‘Is that so? Next you’ll be telling me you believe in love at first sight.’
‘It happens.’
‘But of course you would have to say that, in your line of work. You want people to get married; you don’t actually care if they stay married.’
Sophie turned for the door. ‘Look, I’m leaving. I don’t have to put up with this.’
But he was already there in front of her, blocking her exit, and again she was struck by the way he moved with such effortless grace for such a powerfully built man. But it was what he was doing to her internal thermostat that concerned her more. Again he’d tripped some switch that sent her body from frigid to simmering in an instant. Her skin prickled with heat, her nerve endings tingled with awareness and it was only the portfolio clutched in her folded arms that concealed her rock-hard nipples.
It was in his eyes, she realised as he stared down at her. In his dark, challenging eyes that could suddenly turn from cold and flat to molten pools that radiated their heat to hers and then downwards to her very extremities. Eyes that were telling her things that made no sense, yet still her toes curled in her shoes.
Then he smiled and reached out a hand, running the backs of his fingers down her cheek so gently that she trembled under his electric touch. It was like being in a bubble where the room had shrunk to a tiny space around them, where even her peripheral vision had shrunk to fit no more than his broad shoulders. ‘If I said to you right now “marry me”, would you say yes?’
His voice seemed to come from a long, long way away, while his thumb stroked her chin; her lips parted on a sigh. ‘Mr Caruana…’ She swallowed, her thoughts scrambled. She was supposed to be leaving. She was sure she’d been about to leave. They’d been arguing. But what about?
‘Daniel,’ he said, his voice like the darkest chocolate, smooth, rich and forbidden. ‘Enough with the “Mr Caruana”. Call me Daniel.
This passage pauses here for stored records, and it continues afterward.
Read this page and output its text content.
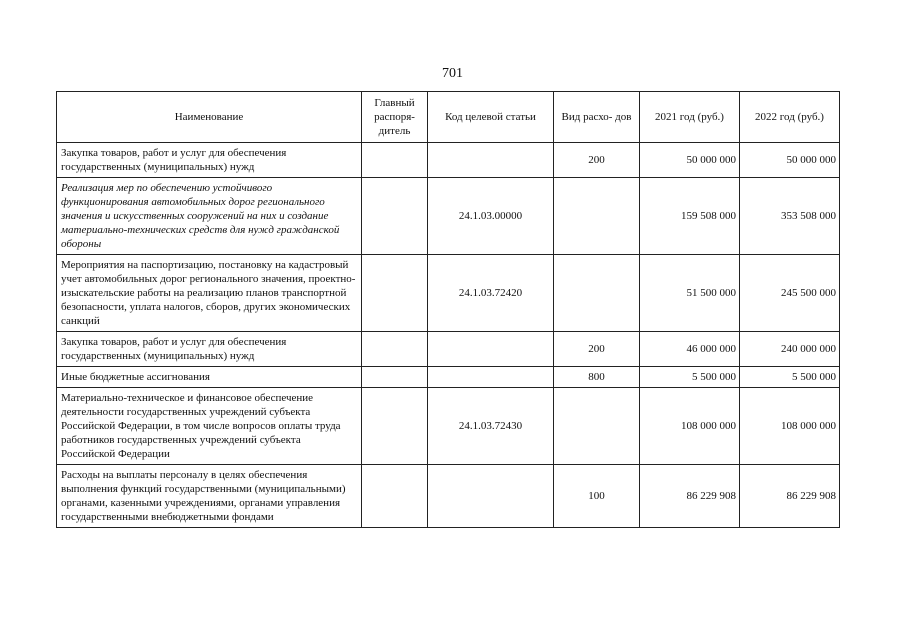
701
Наименование	Главный распоря- дитель	Код целевой статьи	Вид расхо- дов	2021 год (руб.)	2022 год (руб.)
Закупка товаров, работ и услуг для обеспечения государственных (муниципальных) нужд			200	50 000 000	50 000 000
Реализация мер по обеспечению устойчивого функционирования автомобильных дорог регионального значения и искусственных сооружений на них и создание материально-технических средств для нужд гражданской обороны		24.1.03.00000		159 508 000	353 508 000
Мероприятия на паспортизацию, постановку на кадастровый учет автомобильных дорог регионального значения, проектно-изыскательские работы на реализацию планов транспортной безопасности, уплата налогов, сборов, других экономических санкций		24.1.03.72420		51 500 000	245 500 000
Закупка товаров, работ и услуг для обеспечения государственных (муниципальных) нужд			200	46 000 000	240 000 000
Иные бюджетные ассигнования			800	5 500 000	5 500 000
Материально-техническое и финансовое обеспечение деятельности государственных учреждений субъекта Российской Федерации, в том числе вопросов оплаты труда работников государственных учреждений субъекта Российской Федерации		24.1.03.72430		108 000 000	108 000 000
Расходы на выплаты персоналу в целях обеспечения выполнения функций государственными (муниципальными) органами, казенными учреждениями, органами управления государственными внебюджетными фондами			100	86 229 908	86 229 908
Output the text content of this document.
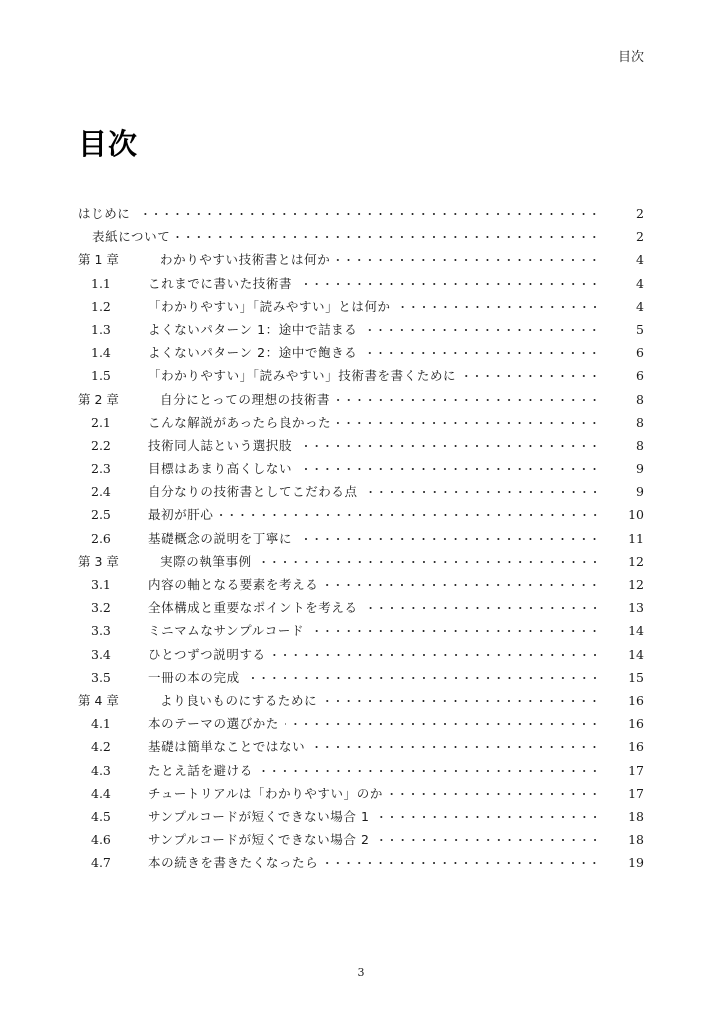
目次
目次
はじめに	2
表紙について	2
第 1 章	わかりやすい技術書とは何か	4
1.1	これまでに書いた技術書	4
1.2	「わかりやすい」「読みやすい」とは何か	4
1.3	よくないパターン 1：途中で詰まる	5
1.4	よくないパターン 2：途中で飽きる	6
1.5	「わかりやすい」「読みやすい」技術書を書くために	6
第 2 章	自分にとっての理想の技術書	8
2.1	こんな解説があったら良かった	8
2.2	技術同人誌という選択肢	8
2.3	目標はあまり高くしない	9
2.4	自分なりの技術書としてこだわる点	9
2.5	最初が肝心	10
2.6	基礎概念の説明を丁寧に	11
第 3 章	実際の執筆事例	12
3.1	内容の軸となる要素を考える	12
3.2	全体構成と重要なポイントを考える	13
3.3	ミニマムなサンプルコード	14
3.4	ひとつずつ説明する	14
3.5	一冊の本の完成	15
第 4 章	より良いものにするために	16
4.1	本のテーマの選びかた	16
4.2	基礎は簡単なことではない	16
4.3	たとえ話を避ける	17
4.4	チュートリアルは「わかりやすい」のか	17
4.5	サンプルコードが短くできない場合 1	18
4.6	サンプルコードが短くできない場合 2	18
4.7	本の続きを書きたくなったら	19
3
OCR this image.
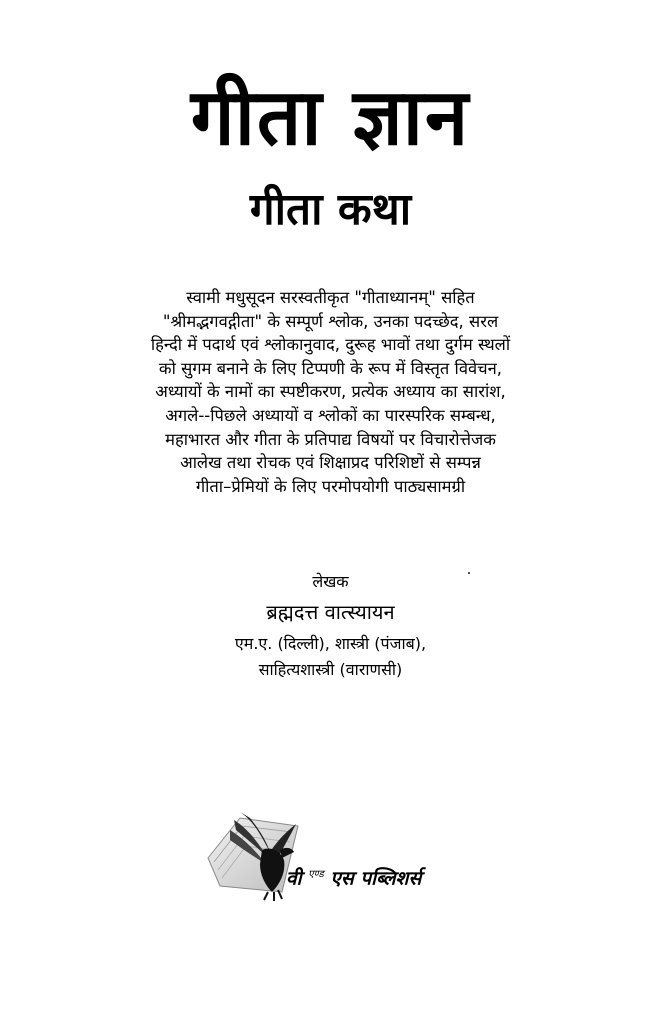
गीता ज्ञान
गीता कथा
स्वामी मधुसूदन सरस्वतीकृत "गीताध्यानम्" सहित
"श्रीमद्भगवद्गीता" के सम्पूर्ण श्लोक, उनका पदच्छेद, सरल
हिन्दी में पदार्थ एवं श्लोकानुवाद, दुरूह भावों तथा दुर्गम स्थलों
को सुगम बनाने के लिए टिप्पणी के रूप में विस्तृत विवेचन,
अध्यायों के नामों का स्पष्टीकरण, प्रत्येक अध्याय का सारांश,
अगले--पिछले अध्यायों व श्लोकों का पारस्परिक सम्बन्ध,
महाभारत और गीता के प्रतिपाद्य विषयों पर विचारोत्तेजक
आलेख तथा रोचक एवं शिक्षाप्रद परिशिष्टों से सम्पन्न
गीता–प्रेमियों के लिए परमोपयोगी पाठ्यसामग्री
लेखक
ब्रह्मदत्त वात्स्यायन
एम.ए. (दिल्ली), शास्त्री (पंजाब),
साहित्यशास्त्री (वाराणसी)
वी $^{एण्ड}$ एस पब्लिशर्स
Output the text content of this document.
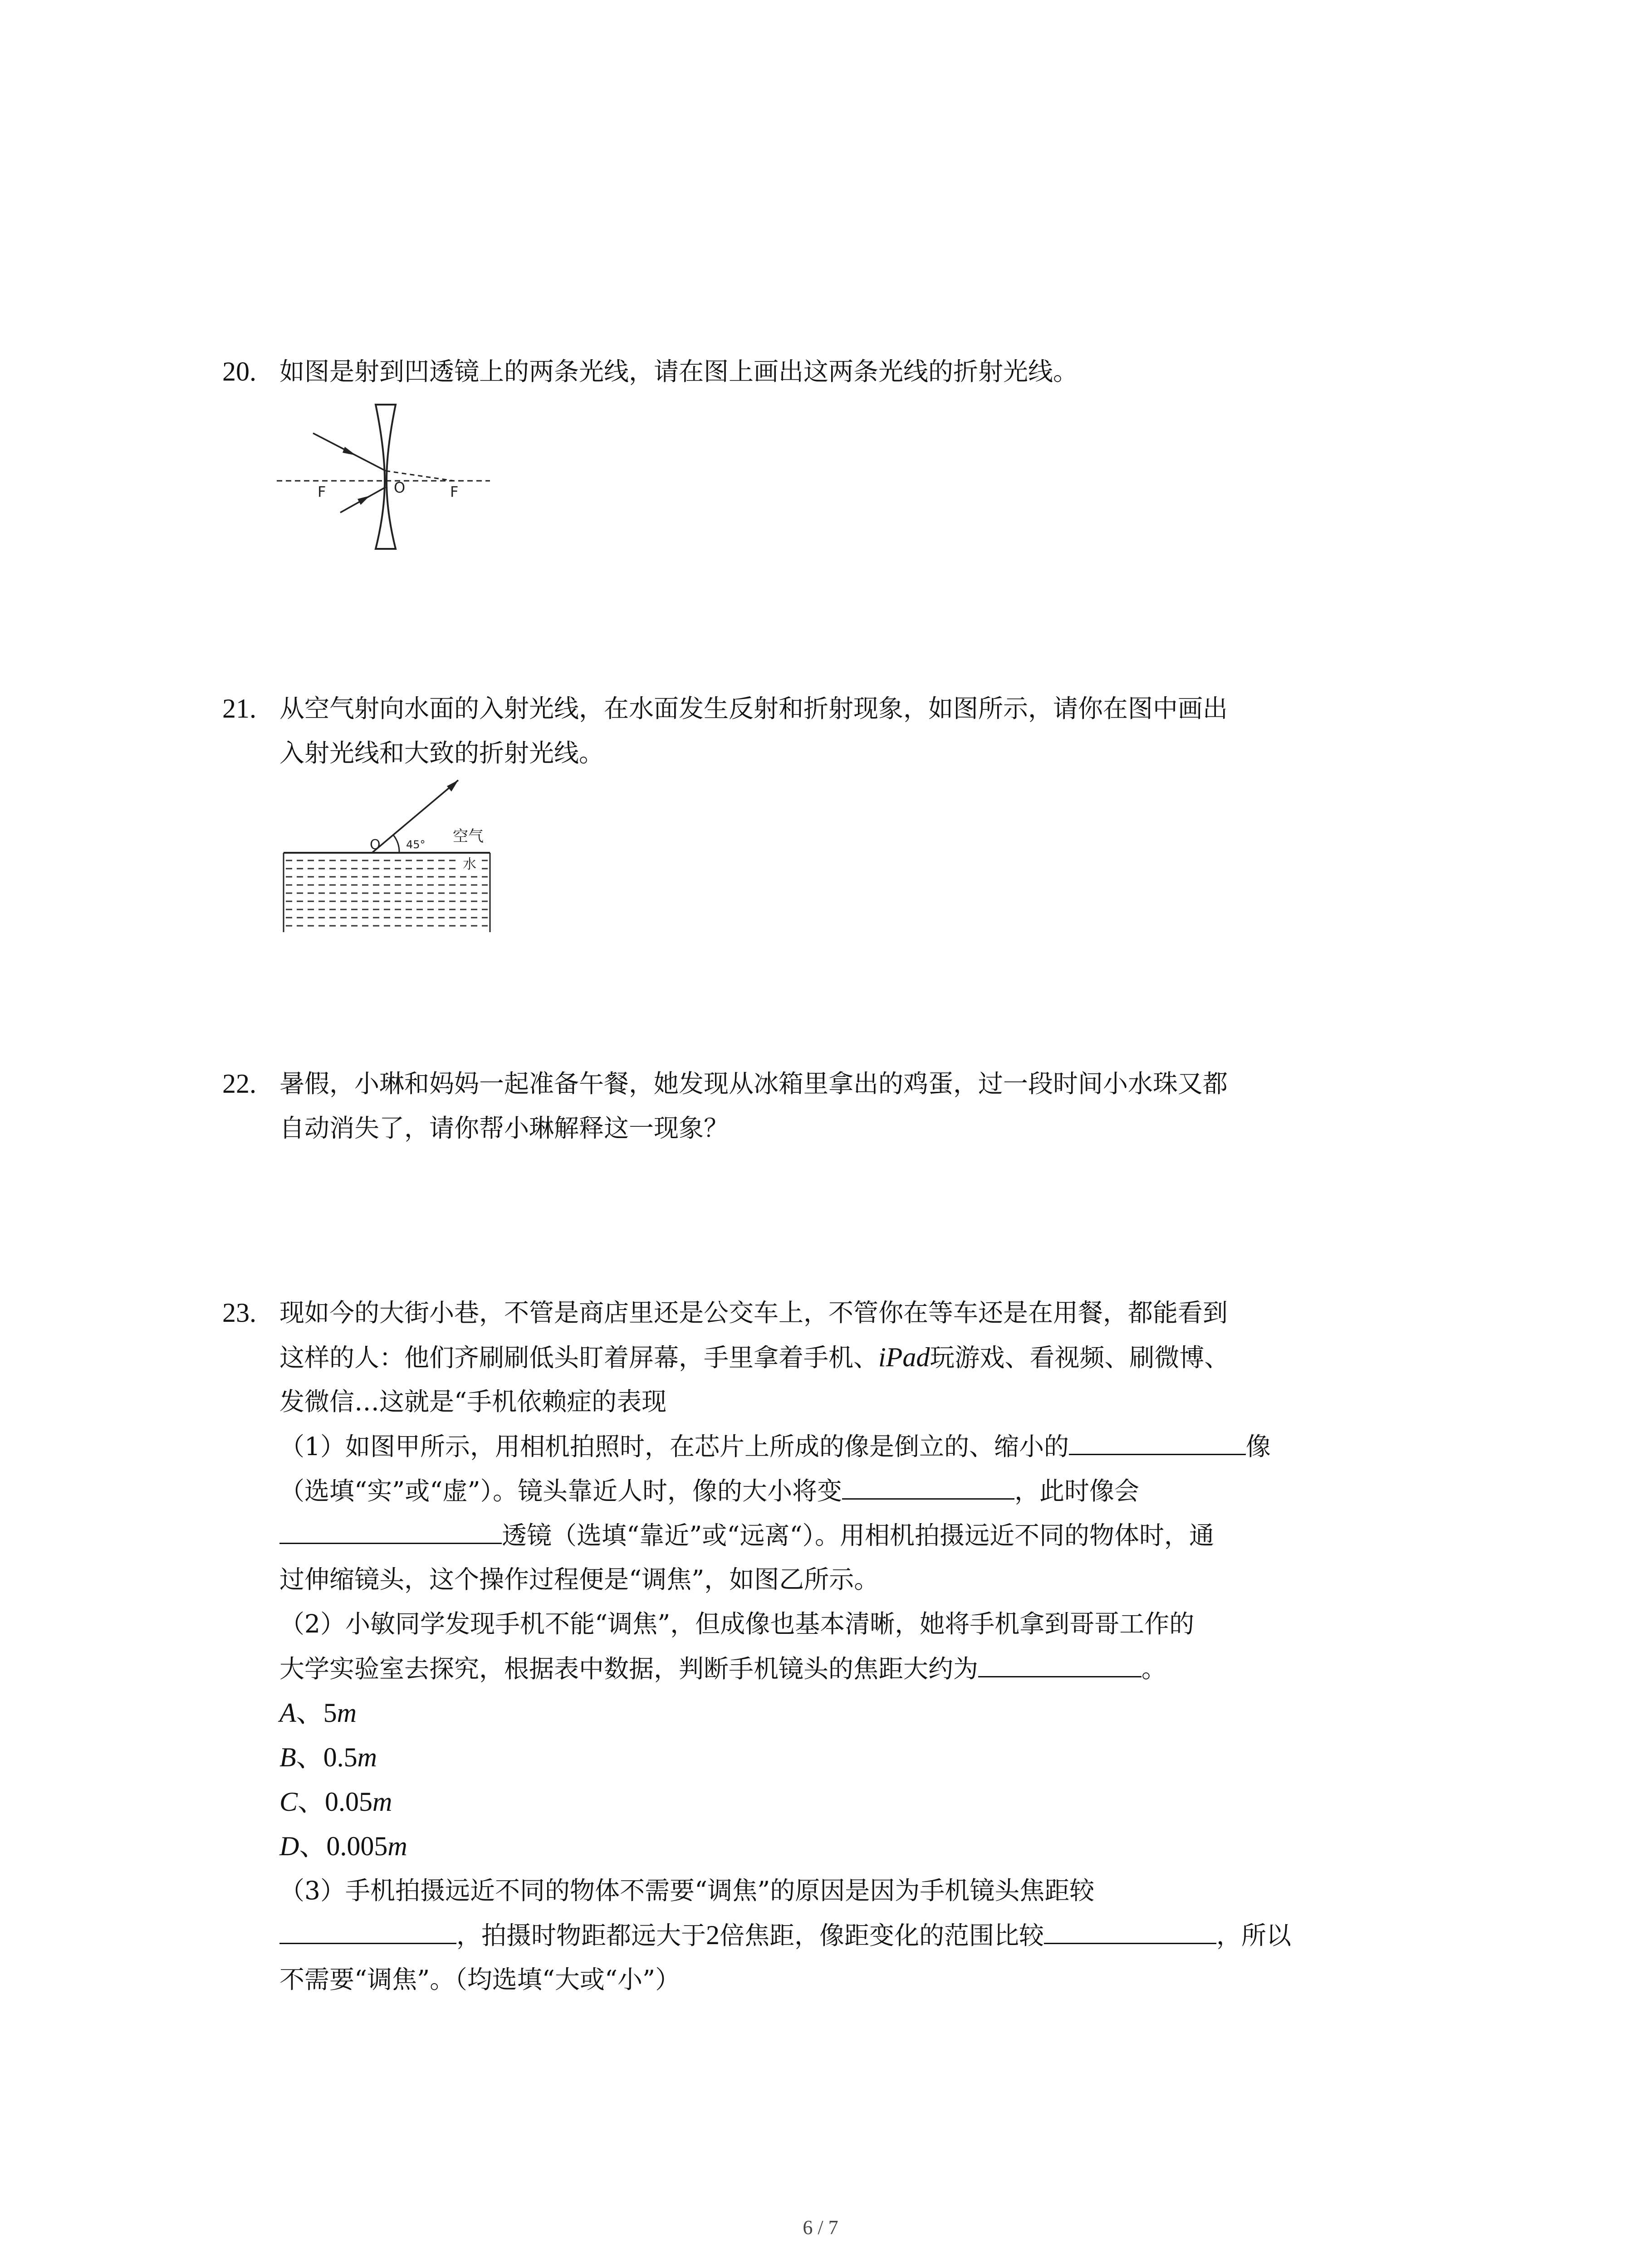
20. 如图是射到凹透镜上的两条光线，请在图上画出这两条光线的折射光线。
F	O	F
21. 从空气射向水面的入射光线，在水面发生反射和折射现象，如图所示，请你在图中画出
入射光线和大致的折射光线。
O 45° 空气
水
22. 暑假，小琳和妈妈一起准备午餐，她发现从冰箱里拿出的鸡蛋，过一段时间小水珠又都
自动消失了，请你帮小琳解释这一现象？
23. 现如今的大街小巷，不管是商店里还是公交车上，不管你在等车还是在用餐，都能看到
这样的人：他们齐刷刷低头盯着屏幕，手里拿着手机、iPad玩游戏、看视频、刷微博、
发微信…这就是“手机依赖症的表现
（1）如图甲所示，用相机拍照时，在芯片上所成的像是倒立的、缩小的	像
（选填“实”或“虚”）。镜头靠近人时，像的大小将变	，此时像会
透镜（选填“靠近”或“远离“）。用相机拍摄远近不同的物体时，通
过伸缩镜头，这个操作过程便是“调焦”，如图乙所示。
（2）小敏同学发现手机不能“调焦”，但成像也基本清晰，她将手机拿到哥哥工作的
大学实验室去探究，根据表中数据，判断手机镜头的焦距大约为	。
A、5m
B、0.5m
C、0.05m
D、0.005m
（3）手机拍摄远近不同的物体不需要“调焦”的原因是因为手机镜头焦距较
，拍摄时物距都远大于2倍焦距，像距变化的范围比较	，所以
不需要“调焦”。（均选填“大或“小”）
6 / 7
And I shall call you Sophie.’
‘Mr Caruana,’ she attempted again. ‘Daniel.’ She licked her lips. The name felt way too informal, tasted almost intimate, or was that just the way his eyes seemed to spark and flare as he watched her mouth his name? As he watched her lips taste the sound as hungrily as she’d watched his lips utter her name?
He was closer, his hand at her neck, drawing her towards him, towards his mouth. ‘What would your answer be?’
There was a point to all this, she recognised that much, if only she could tell what it was. But in air spiced with his musky, masculine scent she couldn’t make sense of what he was asking, only on some fundamental level that it shouldn’t be happening. She held onto the thread of logic, clung to it, even when his lips brushed over hers and then returned for another pass just as feather-light as the first. Just as earth shattering.
She trembled under the silken assault, her knees almost buckling beneath her as he drew her closer until her folded arms met his chest, the folded arms protecting the folder she clung to like a shield, reminding her why she was here.
And it wasn’t to allow herself to be seduced by the man who opposed his sister’s marriage! She freed one hand and pushed against the hard wall of his chest, trying not to think about how good his hard flesh felt under her fingers even as the fingers deep in her hair attempted to steer her still closer.
Sophie turned her head aside, felt the brush of his warm breath on her cheek this time. ‘Mr Caruana,’ she pleaded, needing the formality to put distance between them. ‘This is ridiculous. We barely know each other.’
His hands were gone from her as he wheeled away and cold air rushed to fill the places he’d been. ‘Exactly my point,’ he said, sounding angry, his back to her as he gazed out at the view, raking the fingers of both hands through his hair. ‘We hardly know each other. And yet you seem to think it’s perfectly reasonable for my sister to marry someone she’s known barely a month.’
‘So maybe Jake didn’t maul her the first time they met.’
His shoulders stiffened before he turned and already she regretted her hasty words, even before she’d seen the potent depths of his eyes. ‘Believe me, if I’d have mauled you I would have left the marks to prove it.’
A quake shuddered through her bones and she had to muster every last crumb of control she could to hide it. He’d touched her with a caress as soft as silk, and that had been enough to leave its mark, so how much more delicious would it be to feel the full brunt of his passion?
Oh yes, she believed him. Which was why now, more than ever, she had to get out of here. She was supposed to be a professional wedding planner, and professionals didn’t get involved with family members of people whose weddings they were arranging, even when the groom was your brother. Especially when the groom was your brother. ‘Like I said, I have to go.’